Un système politique à l’agonie

Pour saisir la dynamique politique et économique du Pérou, il faut remonter le fil chronologique aux années 90. Le pays se trouve alors aspiré dans une féroce spirale inflationnnaire, et est plongé dans la guerre civile contre la guérilla du Sentier Lumineux. Les péruviens veulent du changement et de la stabilité. Ils portent, contre toute attente, Alberto Fujimori à la présidence du Pérou. Celui-ci va se livrer à une guerre sans merci contre les groupes insurrectionnels, et parallèlement opérer une thérapie de choc économique d’une extrême violence qui placera le Pérou sur les rails du néolibéralisme. Afin de contourner un parlement un peu trop soucieux à son gout de la défense des Droits de l’Homme et réticent à libéraliser totalement l’économie, Fujimori va réaliser un « auto-coup d’État ». Le 5 avril 1992, il est écarté momentanément du pouvoir avant d’y être réinstallé avec la complicité de l’armée. Le parlement est fermé, et Fujimori, soutenu par l’élite économique péruvienne va avoir les coudées franches pour mener à bien ses réformes économiques libérales.
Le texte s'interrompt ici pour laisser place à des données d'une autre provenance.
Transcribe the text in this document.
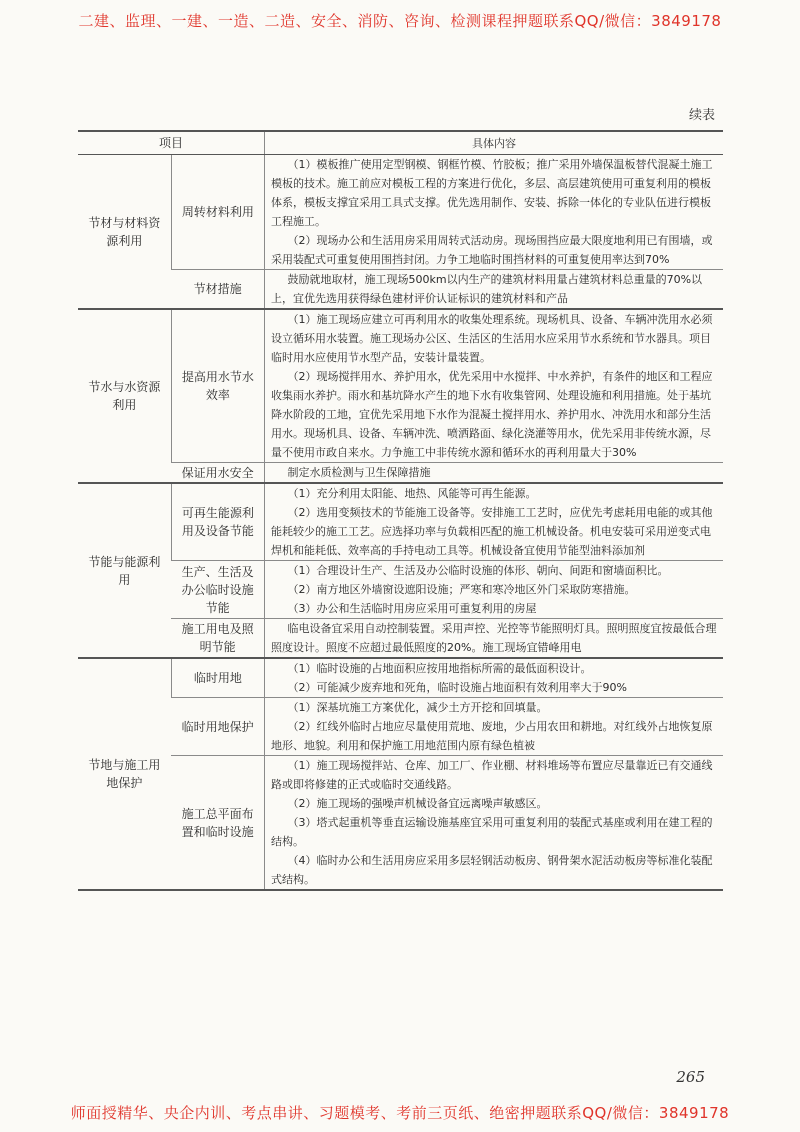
二建、监理、一建、一造、二造、安全、消防、咨询、检测课程押题联系QQ/微信：3849178
续表
项目		具体内容
节材与材料资源利用	周转材料利用	（1）模板推广使用定型钢模、钢框竹模、竹胶板；推广采用外墙保温板替代混凝土施工模板的技术。施工前应对模板工程的方案进行优化，多层、高层建筑使用可重复利用的模板体系，模板支撑宜采用工具式支撑。优先选用制作、安装、拆除一体化的专业队伍进行模板工程施工。

（2）现场办公和生活用房采用周转式活动房。现场围挡应最大限度地利用已有围墙，或采用装配式可重复使用围挡封闭。力争工地临时围挡材料的可重复使用率达到70%

	节材措施	鼓励就地取材，施工现场500km以内生产的建筑材料用量占建筑材料总重量的70%以上，宜优先选用获得绿色建材评价认证标识的建筑材料和产品

节水与水资源利用	提高用水节水效率	（1）施工现场应建立可再利用水的收集处理系统。现场机具、设备、车辆冲洗用水必须设立循环用水装置。施工现场办公区、生活区的生活用水应采用节水系统和节水器具。项目临时用水应使用节水型产品，安装计量装置。

（2）现场搅拌用水、养护用水，优先采用中水搅拌、中水养护，有条件的地区和工程应收集雨水养护。雨水和基坑降水产生的地下水有收集管网、处理设施和利用措施。处于基坑降水阶段的工地，宜优先采用地下水作为混凝土搅拌用水、养护用水、冲洗用水和部分生活用水。现场机具、设备、车辆冲洗、喷洒路面、绿化浇灌等用水，优先采用非传统水源，尽量不使用市政自来水。力争施工中非传统水源和循环水的再利用量大于30%

	保证用水安全	制定水质检测与卫生保障措施

节能与能源利用	可再生能源利用及设备节能	（1）充分利用太阳能、地热、风能等可再生能源。

（2）选用变频技术的节能施工设备等。安排施工工艺时，应优先考虑耗用电能的或其他能耗较少的施工工艺。应选择功率与负载相匹配的施工机械设备。机电安装可采用逆变式电焊机和能耗低、效率高的手持电动工具等。机械设备宜使用节能型油料添加剂

	生产、生活及办公临时设施节能	（1）合理设计生产、生活及办公临时设施的体形、朝向、间距和窗墙面积比。

（2）南方地区外墙窗设遮阳设施；严寒和寒冷地区外门采取防寒措施。

（3）办公和生活临时用房应采用可重复利用的房屋

	施工用电及照明节能	临电设备宜采用自动控制装置。采用声控、光控等节能照明灯具。照明照度宜按最低合理照度设计。照度不应超过最低照度的20%。施工现场宜错峰用电

节地与施工用地保护	临时用地	（1）临时设施的占地面积应按用地指标所需的最低面积设计。

（2）可能减少废弃地和死角，临时设施占地面积有效利用率大于90%

	临时用地保护	（1）深基坑施工方案优化，减少土方开挖和回填量。

（2）红线外临时占地应尽量使用荒地、废地，少占用农田和耕地。对红线外占地恢复原地形、地貌。利用和保护施工用地范围内原有绿色植被

	施工总平面布置和临时设施	（1）施工现场搅拌站、仓库、加工厂、作业棚、材料堆场等布置应尽量靠近已有交通线路或即将修建的正式或临时交通线路。

（2）施工现场的强噪声机械设备宜远离噪声敏感区。

（3）塔式起重机等垂直运输设施基座宜采用可重复利用的装配式基座或利用在建工程的结构。

（4）临时办公和生活用房应采用多层轻钢活动板房、钢骨架水泥活动板房等标准化装配式结构。

265
师面授精华、央企内训、考点串讲、习题模考、考前三页纸、绝密押题联系QQ/微信：3849178
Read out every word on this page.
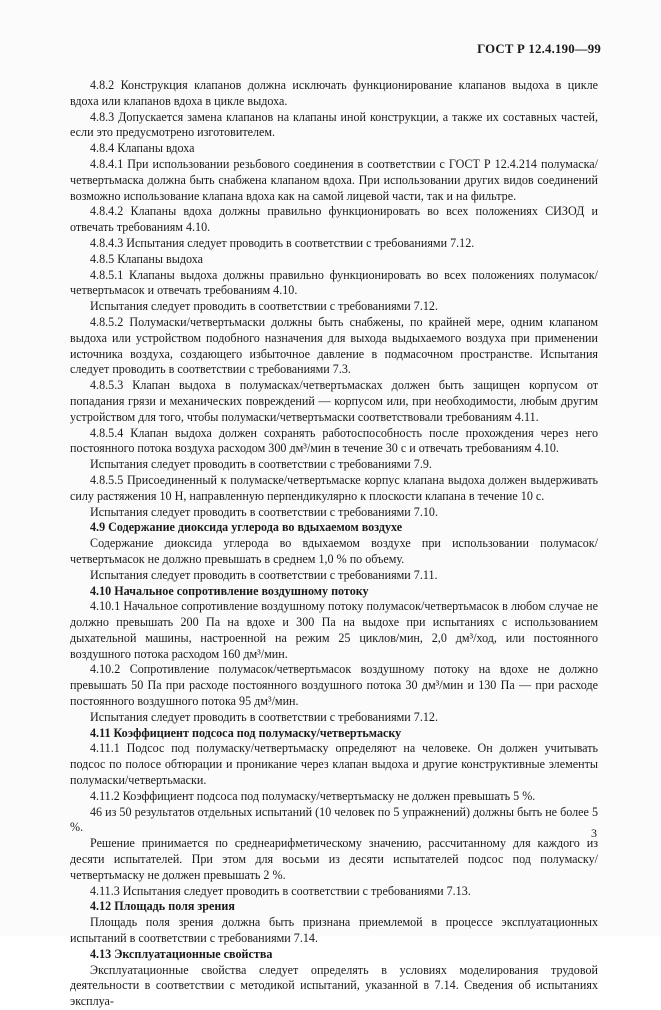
ГОСТ Р 12.4.190—99

4.8.2 Конструкция клапанов должна исключать функционирование клапанов выдоха в цикле вдоха или клапанов вдоха в цикле выдоха.

4.8.3 Допускается замена клапанов на клапаны иной конструкции, а также их составных частей, если это предусмотрено изготовителем.

4.8.4 Клапаны вдоха

4.8.4.1 При использовании резьбового соединения в соответствии с ГОСТ Р 12.4.214 полумаска/четвертьмаска должна быть снабжена клапаном вдоха. При использовании других видов соединений возможно использование клапана вдоха как на самой лицевой части, так и на фильтре.

4.8.4.2 Клапаны вдоха должны правильно функционировать во всех положениях СИЗОД и отвечать требованиям 4.10.

4.8.4.3 Испытания следует проводить в соответствии с требованиями 7.12.

4.8.5 Клапаны выдоха

4.8.5.1 Клапаны выдоха должны правильно функционировать во всех положениях полумасок/четвертьмасок и отвечать требованиям 4.10.

Испытания следует проводить в соответствии с требованиями 7.12.

4.8.5.2 Полумаски/четвертьмаски должны быть снабжены, по крайней мере, одним клапаном выдоха или устройством подобного назначения для выхода выдыхаемого воздуха при применении источника воздуха, создающего избыточное давление в подмасочном пространстве. Испытания следует проводить в соответствии с требованиями 7.3.

4.8.5.3 Клапан выдоха в полумасках/четвертьмасках должен быть защищен корпусом от попадания грязи и механических повреждений — корпусом или, при необходимости, любым другим устройством для того, чтобы полумаски/четвертьмаски соответствовали требованиям 4.11.

4.8.5.4 Клапан выдоха должен сохранять работоспособность после прохождения через него постоянного потока воздуха расходом 300 дм³/мин в течение 30 с и отвечать требованиям 4.10.

Испытания следует проводить в соответствии с требованиями 7.9.

4.8.5.5 Присоединенный к полумаске/четвертьмаске корпус клапана выдоха должен выдерживать силу растяжения 10 Н, направленную перпендикулярно к плоскости клапана в течение 10 с.

Испытания следует проводить в соответствии с требованиями 7.10.

4.9 Содержание диоксида углерода во вдыхаемом воздухе

Содержание диоксида углерода во вдыхаемом воздухе при использовании полумасок/четвертьмасок не должно превышать в среднем 1,0 % по объему.

Испытания следует проводить в соответствии с требованиями 7.11.

4.10 Начальное сопротивление воздушному потоку

4.10.1 Начальное сопротивление воздушному потоку полумасок/четвертьмасок в любом случае не должно превышать 200 Па на вдохе и 300 Па на выдохе при испытаниях с использованием дыхательной машины, настроенной на режим 25 циклов/мин, 2,0 дм³/ход, или постоянного воздушного потока расходом 160 дм³/мин.

4.10.2 Сопротивление полумасок/четвертьмасок воздушному потоку на вдохе не должно превышать 50 Па при расходе постоянного воздушного потока 30 дм³/мин и 130 Па — при расходе постоянного воздушного потока 95 дм³/мин.

Испытания следует проводить в соответствии с требованиями 7.12.

4.11 Коэффициент подсоса под полумаску/четвертьмаску

4.11.1 Подсос под полумаску/четвертьмаску определяют на человеке. Он должен учитывать подсос по полосе обтюрации и проникание через клапан выдоха и другие конструктивные элементы полумаски/четвертьмаски.

4.11.2 Коэффициент подсоса под полумаску/четвертьмаску не должен превышать 5 %.

46 из 50 результатов отдельных испытаний (10 человек по 5 упражнений) должны быть не более 5 %.

Решение принимается по среднеарифметическому значению, рассчитанному для каждого из десяти испытателей. При этом для восьми из десяти испытателей подсос под полумаску/четвертьмаску не должен превышать 2 %.

4.11.3 Испытания следует проводить в соответствии с требованиями 7.13.

4.12 Площадь поля зрения

Площадь поля зрения должна быть признана приемлемой в процессе эксплуатационных испытаний в соответствии с требованиями 7.14.

4.13 Эксплуатационные свойства

Эксплуатационные свойства следует определять в условиях моделирования трудовой деятельности в соответствии с методикой испытаний, указанной в 7.14. Сведения об испытаниях эксплуа-

3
Le 31 décembre 1993, il fait promulguer une nouvelle constitution qui inscrit les principes du néolibéralisme dans le marbre de la charte suprême. L’État y est relégué au rôle de promoteur de l’entreprise privée. Les structures institutionnelles sont démantelées, au profit d’un clientélisme social qui aujourd’hui encore garde un certain impact. Les opposants sont systématiquement traités comme des terroristes, dans le contexte difficile de la guerre civile, et poursuivis. De nombreuses privatisations se succèdent, et la porosité entre la haute fonction publique et le secteur privé va ériger en système de gigantesques réseaux de corruption.

Lorsque Fujimori est écarté du pouvoir en 2000, le système qu’il a contribué à mettre en place lui succède. Tous les présidents depuis la chute du dictateur néolibéral ont été accusés de corruption, emprisonnées ou en passe de l’être.

De destitutions pour corruption en passant par des coups d’État institutionnel, le pays andin a connu pas moins de cinq présidents depuis 2016. Pas besoin d’être un spécialiste pour constater qu’il y a quelque chose de pourri au royaume des Incas.

Cette instabilité permanente a conduit à une véritable défiance dans le monde politique. Tour à tour perçu comme corrompus ou intrigants, les politiciens péruviens peinent à avoir la cote au sein de la population. C’est même une constante. Depuis le quartier populaire d’El Proceso perché en haut des montagnes du nord de Lima au riche district de Miraflores, les nombreuses personnes que nous avons rencontrés lors de la période précédant le premier tour font le même constat de méfiance envers une classe politique qui les a trop souvent trahis.

Les conséquences de la pandémie de Covid-19 sont venues se superposer à cette défiance. Elles ont mis à jour les contradictions d’un modèle politique et économique à bout de souffle, générateur d’inégalités sociales et territoriales : pas d’accès au soin, déficit abyssale de lit de réanimation dans les maigres restes du système public de santé, pénurie d’oxygène -ce qui a conduit trois gouverneurs régionaux à implorer de l’aide…au président vénézuélien Nicolas Maduro.